Video garbles during playback

weswhite wrote on 2/18/2005, 5:00 PM
I am new to Vegas and video editing. However, having been a programmer for ten years, I know something about computers. My videos tend to garble sound and video during playback. My machine however is fairly old by today's standards. I have a Dell Precision 410 with 384 of RAM, an 80 Gig secondary hard drive where I keep video files, and a Pentium III processor. The machine is a dual processor platform and will take another CPU. I can only install 512 K of RAM. I am running XP and have turned on Ultra DMA Mode for the secondary IDE channel. I bumped memory from 256 to 384 recently which was only a small improvement. Anybody had the same problem and found a fix? Would another processor solve the problem? What kind of system works the best with Sony Vegas + DVD?

Comments

nickle wrote on 2/18/2005, 5:20 PM
EDIT Vegas 5 System Requirements

Microsoft® Windows® 2000, XP Home, or XP Professional

500 MHz processor

60 MB hard-disk space for program installation

128 MB RAM

OHCI compatible i.LINK® connector*/IEEE-1394DV card (for DV capture and print-to-tape)
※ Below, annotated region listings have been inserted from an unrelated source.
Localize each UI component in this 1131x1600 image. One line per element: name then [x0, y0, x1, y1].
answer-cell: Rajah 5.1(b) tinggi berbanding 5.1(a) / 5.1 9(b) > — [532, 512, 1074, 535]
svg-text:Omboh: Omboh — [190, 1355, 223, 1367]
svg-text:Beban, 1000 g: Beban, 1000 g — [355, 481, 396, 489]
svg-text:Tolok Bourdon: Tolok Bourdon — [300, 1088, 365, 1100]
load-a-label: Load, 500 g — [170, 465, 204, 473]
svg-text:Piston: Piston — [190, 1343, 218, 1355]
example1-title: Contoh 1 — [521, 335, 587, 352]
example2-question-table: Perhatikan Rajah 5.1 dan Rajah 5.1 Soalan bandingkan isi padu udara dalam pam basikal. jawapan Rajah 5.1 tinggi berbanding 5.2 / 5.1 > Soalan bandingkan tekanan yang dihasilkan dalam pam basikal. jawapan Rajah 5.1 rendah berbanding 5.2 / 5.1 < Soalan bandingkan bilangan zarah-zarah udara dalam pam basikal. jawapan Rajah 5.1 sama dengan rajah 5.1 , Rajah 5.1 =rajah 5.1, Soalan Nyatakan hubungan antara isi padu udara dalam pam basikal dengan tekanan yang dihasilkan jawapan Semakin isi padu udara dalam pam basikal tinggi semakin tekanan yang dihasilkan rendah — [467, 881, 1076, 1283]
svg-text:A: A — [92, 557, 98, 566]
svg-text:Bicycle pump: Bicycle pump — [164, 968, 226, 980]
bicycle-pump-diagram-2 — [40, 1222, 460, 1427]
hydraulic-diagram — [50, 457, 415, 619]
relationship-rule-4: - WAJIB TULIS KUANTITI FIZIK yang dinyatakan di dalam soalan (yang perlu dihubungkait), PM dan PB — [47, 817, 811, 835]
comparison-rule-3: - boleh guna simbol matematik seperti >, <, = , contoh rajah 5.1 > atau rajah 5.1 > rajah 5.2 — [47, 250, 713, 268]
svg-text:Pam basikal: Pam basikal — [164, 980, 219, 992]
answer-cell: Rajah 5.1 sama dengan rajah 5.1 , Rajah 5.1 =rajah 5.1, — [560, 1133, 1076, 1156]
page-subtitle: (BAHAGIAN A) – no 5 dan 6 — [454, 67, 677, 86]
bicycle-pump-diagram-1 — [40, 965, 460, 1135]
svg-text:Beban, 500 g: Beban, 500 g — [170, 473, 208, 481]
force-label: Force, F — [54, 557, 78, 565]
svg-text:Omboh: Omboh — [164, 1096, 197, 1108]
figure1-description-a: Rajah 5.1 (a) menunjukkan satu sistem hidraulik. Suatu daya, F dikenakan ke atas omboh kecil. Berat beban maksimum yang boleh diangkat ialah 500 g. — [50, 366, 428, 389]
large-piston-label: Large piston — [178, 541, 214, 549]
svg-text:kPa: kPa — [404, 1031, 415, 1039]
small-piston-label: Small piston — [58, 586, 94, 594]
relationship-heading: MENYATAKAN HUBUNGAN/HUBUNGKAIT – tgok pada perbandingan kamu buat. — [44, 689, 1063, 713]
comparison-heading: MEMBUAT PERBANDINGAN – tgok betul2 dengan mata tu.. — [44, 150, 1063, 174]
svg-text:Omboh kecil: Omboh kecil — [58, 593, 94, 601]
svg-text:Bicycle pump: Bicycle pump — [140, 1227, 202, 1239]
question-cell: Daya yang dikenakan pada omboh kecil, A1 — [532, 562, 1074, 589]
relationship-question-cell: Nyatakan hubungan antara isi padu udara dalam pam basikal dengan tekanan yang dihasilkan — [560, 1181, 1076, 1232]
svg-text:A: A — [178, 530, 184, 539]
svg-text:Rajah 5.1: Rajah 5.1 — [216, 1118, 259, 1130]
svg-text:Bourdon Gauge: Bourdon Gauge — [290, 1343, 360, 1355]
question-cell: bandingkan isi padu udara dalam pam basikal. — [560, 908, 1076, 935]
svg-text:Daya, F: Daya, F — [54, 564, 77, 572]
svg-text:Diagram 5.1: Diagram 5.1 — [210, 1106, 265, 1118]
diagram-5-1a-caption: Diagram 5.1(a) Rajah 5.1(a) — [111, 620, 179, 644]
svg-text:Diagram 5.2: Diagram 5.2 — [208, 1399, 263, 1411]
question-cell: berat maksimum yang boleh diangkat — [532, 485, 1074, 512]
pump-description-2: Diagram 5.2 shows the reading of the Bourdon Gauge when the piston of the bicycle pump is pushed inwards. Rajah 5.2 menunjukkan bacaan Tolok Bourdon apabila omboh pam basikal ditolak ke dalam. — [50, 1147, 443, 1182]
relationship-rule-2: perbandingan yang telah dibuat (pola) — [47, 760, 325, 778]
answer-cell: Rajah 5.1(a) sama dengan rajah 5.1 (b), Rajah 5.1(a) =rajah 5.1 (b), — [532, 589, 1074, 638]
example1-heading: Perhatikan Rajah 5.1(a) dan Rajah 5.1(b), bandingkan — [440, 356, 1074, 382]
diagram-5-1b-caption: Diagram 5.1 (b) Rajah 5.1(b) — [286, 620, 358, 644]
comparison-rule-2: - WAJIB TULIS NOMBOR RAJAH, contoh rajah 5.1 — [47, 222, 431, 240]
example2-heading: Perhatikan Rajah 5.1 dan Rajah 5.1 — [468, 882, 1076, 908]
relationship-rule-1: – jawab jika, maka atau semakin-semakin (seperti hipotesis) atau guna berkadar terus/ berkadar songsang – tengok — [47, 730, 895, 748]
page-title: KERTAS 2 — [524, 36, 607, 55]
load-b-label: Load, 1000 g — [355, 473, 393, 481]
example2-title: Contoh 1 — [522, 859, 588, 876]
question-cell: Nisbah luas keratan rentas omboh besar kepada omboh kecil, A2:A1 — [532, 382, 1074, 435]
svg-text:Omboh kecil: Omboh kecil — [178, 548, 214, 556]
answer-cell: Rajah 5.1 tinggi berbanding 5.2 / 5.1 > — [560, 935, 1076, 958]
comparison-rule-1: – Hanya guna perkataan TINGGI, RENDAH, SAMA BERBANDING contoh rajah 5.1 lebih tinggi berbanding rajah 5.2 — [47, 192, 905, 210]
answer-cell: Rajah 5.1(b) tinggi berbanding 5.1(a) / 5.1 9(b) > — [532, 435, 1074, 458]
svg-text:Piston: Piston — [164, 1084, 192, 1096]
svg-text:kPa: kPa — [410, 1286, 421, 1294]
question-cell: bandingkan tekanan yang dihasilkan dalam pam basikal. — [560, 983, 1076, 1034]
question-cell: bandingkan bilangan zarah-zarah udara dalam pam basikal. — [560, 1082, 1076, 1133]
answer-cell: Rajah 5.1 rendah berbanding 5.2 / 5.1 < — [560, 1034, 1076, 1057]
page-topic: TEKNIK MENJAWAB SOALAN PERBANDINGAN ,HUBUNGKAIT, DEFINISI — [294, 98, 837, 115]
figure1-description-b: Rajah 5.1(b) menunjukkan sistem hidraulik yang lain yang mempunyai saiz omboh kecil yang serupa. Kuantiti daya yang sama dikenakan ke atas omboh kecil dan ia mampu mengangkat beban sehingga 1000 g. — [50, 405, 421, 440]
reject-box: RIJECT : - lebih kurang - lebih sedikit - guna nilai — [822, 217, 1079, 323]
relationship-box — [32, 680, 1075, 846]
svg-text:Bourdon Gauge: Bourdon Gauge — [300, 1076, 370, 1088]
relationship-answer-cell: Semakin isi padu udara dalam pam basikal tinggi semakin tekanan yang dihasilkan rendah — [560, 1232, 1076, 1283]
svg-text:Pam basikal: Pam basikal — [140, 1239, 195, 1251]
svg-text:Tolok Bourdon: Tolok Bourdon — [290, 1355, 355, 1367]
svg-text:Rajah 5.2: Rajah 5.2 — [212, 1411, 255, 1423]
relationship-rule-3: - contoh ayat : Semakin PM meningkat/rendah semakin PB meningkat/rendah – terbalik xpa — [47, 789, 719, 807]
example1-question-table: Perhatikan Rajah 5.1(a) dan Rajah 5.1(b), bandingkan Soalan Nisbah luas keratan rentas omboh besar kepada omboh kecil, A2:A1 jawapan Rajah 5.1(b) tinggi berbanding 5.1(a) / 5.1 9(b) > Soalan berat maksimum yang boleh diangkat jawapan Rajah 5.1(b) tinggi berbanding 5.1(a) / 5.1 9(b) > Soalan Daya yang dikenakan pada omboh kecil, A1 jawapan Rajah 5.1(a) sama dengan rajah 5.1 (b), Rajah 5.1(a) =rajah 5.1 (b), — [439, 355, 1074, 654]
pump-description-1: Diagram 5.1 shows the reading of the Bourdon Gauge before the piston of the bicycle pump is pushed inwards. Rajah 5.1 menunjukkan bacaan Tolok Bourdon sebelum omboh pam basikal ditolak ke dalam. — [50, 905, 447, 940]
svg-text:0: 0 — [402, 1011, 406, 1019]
Windows-compatible sound card

CD-ROM drive

Supported CD-Recordable drive (for CD burning only)

Microsoft DirectX® 8 or later (included on CD-ROM)

Microsoft .NET Framework 1.1 (included on CD-ROM)

Internet Explorer 5.1 or later (included on CD-ROM)

I looked up your specs and you have a 400Mhz PC right?

Vegas is pretty processor intensive so you probably want to upgrade.

Locally made PC's are pretty cheap these days.

However you should go to start/run/type in dxdiag and then checkout the directx settings including the acceleration settings.
weswhite wrote on 2/20/2005, 8:00 PM
Actually the system information under the DirectX tab says Intel Pentium III ~490 Hz, Page file: 157 Mb used 572 Mb available. Somehow I don't think page file is the problem.

XP says no probelms found on the DrectX files tab. On the DirectX Display tab, under DirectX features, all accelerators are enabled. I am using a Crystal WMD audio with the built in sound card on this machine. The video I'm working on has a music track -- wonder if that is it? I'm using the built in Video card NVIDIA with 32 megs of ram.

While surfing on XP tweeks I ran accross the issue where XP tries to read property information in .AVI files. This could cause spits in the output, and I am using alot of AVI. The tip suggested editing the registry so that XP does not try to locate AVI file properties embedded in the file. I noticed that turning this off in the registry helped the AVI files load faster in Explorer, but it did not help the spitting and sputtering in Vegas.

Anyway, maybe an added processor for this dual processor machione will do the trick.

I just purchased Vegas from an electronics store. It's version is 4.0 (Build 42). Perhaps a later version is downloadable. Anyway, thanks for the suggestions.
nickle wrote on 2/20/2005, 8:50 PM
When audio problems exist, backing off on the acceleration can sometimes help.

When I said that computers are cheap, I can buy an upgrade that includes an AMD Sempron 2400 on an {Asus} Asrock motherboard with onboard video, audio and Ethernet for $129.

Add $50 for 256MB ram and $30 for a case and you can use your old floppy, cd and hard drive.

So that is $210 Ca.

It isn't the fastest PC but it will handle Vegas pretty well.

Your hard drive can be upgraded later which will be faster. (I'm guessing yours is ATA 66).

I'm suggesting this rather than buying another processor which likely won't help.
the_learninator wrote on 2/20/2005, 9:07 PM
hmmm...

the processor is the NUMBER 1 dertermining factor in how smooth your work goes.I got a p4 1.4GHz (which in todays standards is average-low end), my suggestion is purchasing a barebone system (case, mobo, power supply and processor combo) tigerdirect.com is a pretty good online store

and if your really serious about video editing you can go with the big dogs alienware.com (i'm pockets are not ready for them yet! lol)

i recommend upgrading that video card. 32megs is nothing, it's not suitable for video editing. i had the nvidia vanta LT..which i think was 128megs and i was still gettin video stutter (thats a pretty low end card).

i swapped my ATA66 20gig HD with a ATA100 200gig HD and swapped my graphics card for a Nvidia Geforece 5200 FX (256megs) and it's smoooooooooth riding now :)
nickle wrote on 2/20/2005, 9:21 PM
Actually his video card is sufficient.

His hard drive is likely ATA100 but the m/b may only support 66.

The processor is too slow though and two of them won't make any difference.